Я-то домой, но уж точно не с тобой. И вообще мне в другую сторону. Думаешь, я не знаю, где ты живешь? Хотя ты же соврешь, что тебе надо к подруге, тете, в магазин.

Я демонстративно уселся на подоконник, достал телефон, сделал вид, будто ищу в нем что-то. Потоптавшись еще на месте, Лидка ушла. Подождав немного для верности, поплелся потихоньку и я. Вышел на крыльцо, постоял, жмурясь на солнце. Еще пару дней назад снег шел, а сегодня вдруг резко потеплело, даже куртку захотелось расстегнуть. Настоящая весна. Еще неделя – и каникулы. Ну а там совсем немного останется до конца. Апрель, май. Последний звонок, экзамены. Выпускной – и все, школа, прощай. Даже капельку жаль стало. Или, может, страшно? Все-таки совсем другая жизнь. Взрослая… почти.

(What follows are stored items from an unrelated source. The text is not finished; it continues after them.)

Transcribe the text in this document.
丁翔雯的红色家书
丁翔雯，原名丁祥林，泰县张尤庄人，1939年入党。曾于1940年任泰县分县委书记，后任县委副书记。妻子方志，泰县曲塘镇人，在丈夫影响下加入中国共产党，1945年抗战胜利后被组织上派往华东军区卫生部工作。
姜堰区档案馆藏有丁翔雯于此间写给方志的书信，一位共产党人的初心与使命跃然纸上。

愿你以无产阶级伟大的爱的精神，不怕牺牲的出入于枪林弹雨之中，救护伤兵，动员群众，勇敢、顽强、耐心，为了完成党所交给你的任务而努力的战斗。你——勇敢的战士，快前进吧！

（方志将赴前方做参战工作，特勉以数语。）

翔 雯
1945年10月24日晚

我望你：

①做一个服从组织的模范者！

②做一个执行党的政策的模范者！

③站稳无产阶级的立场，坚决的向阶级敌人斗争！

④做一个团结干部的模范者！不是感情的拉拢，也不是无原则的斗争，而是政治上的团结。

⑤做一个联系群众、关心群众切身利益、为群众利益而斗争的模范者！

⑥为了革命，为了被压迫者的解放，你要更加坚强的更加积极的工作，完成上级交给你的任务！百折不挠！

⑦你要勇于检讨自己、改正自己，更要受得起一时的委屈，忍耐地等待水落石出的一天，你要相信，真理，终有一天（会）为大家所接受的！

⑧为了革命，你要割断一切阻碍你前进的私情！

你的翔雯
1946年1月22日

Чтобы не давать крюка, я обычно шел через школьный стадион, к дыре в ограде. Протискиваясь в нее, умудрился испачкать куртку. Остановился, чтобы отряхнуть, и заметил у стены дома Маликову с Вербицкой. Они сидели на корточках и что-то там рассматривали. Подошел поближе и увидел пеструю кошку, которая, развалившись блаженно, грелась на солнце. Рядом копошились котята, забирались на нее, присасывались к животу.

Было в этой сценке что-то такое… умилительное, почти до слез. Идеально вписывающееся в этот яркий весенний день. Остановившись чуть поодаль, я смотрел и улыбался, как дурачок.

Первой меня заметила Вербицкая. Обернулась через плечо с каким-то то ли растерянным, то ли виноватым видом. Как будто я их застукал за чем-то неприличным. Потом повернулась Маликова, сердито сдвинула брови. Я пожал плечами и пошел себе дальше. Вот только лицо ее почему-то упорно стояло у меня перед глазами. То наномгновение, когда она еще улыбалась, а не хмурилась. Так бывает, когда посмотришь на яркий свет, и потом долго видишь лиловое или зеленое пятно.

Дома разогрел обед, поел, толком не заметив, что там было в тарелке. Тренажерка? Уроки? Или Виктюху написать?

Ничего не хотелось. Что-то странное словно распирало изнутри. Капюшон худи из-под куртки на голову, наушники в уши, руки в карманы – и пошел бродить по улицам, внюхиваясь в терпкий запах солнца. И билось прямо в мозг из плейлиста старое-престарое: «Жадной весной ваши с ней откровения вскрыли мне вены тоски и сомнения… Напои допьяна, весна…»*

И мерещился снова и снова взгляд темных раскосых глаз – злых, но, как оказалось, умеющих улыбаться так тепло и ясно.

А ночью я никак не мог уснуть. Вертелся с боку на бок, вставал, выходил на кухню, пил воду, смотрел в окно. Словно кто-то гладил меня по голой спине пальцами – теплыми и холодными, попеременно.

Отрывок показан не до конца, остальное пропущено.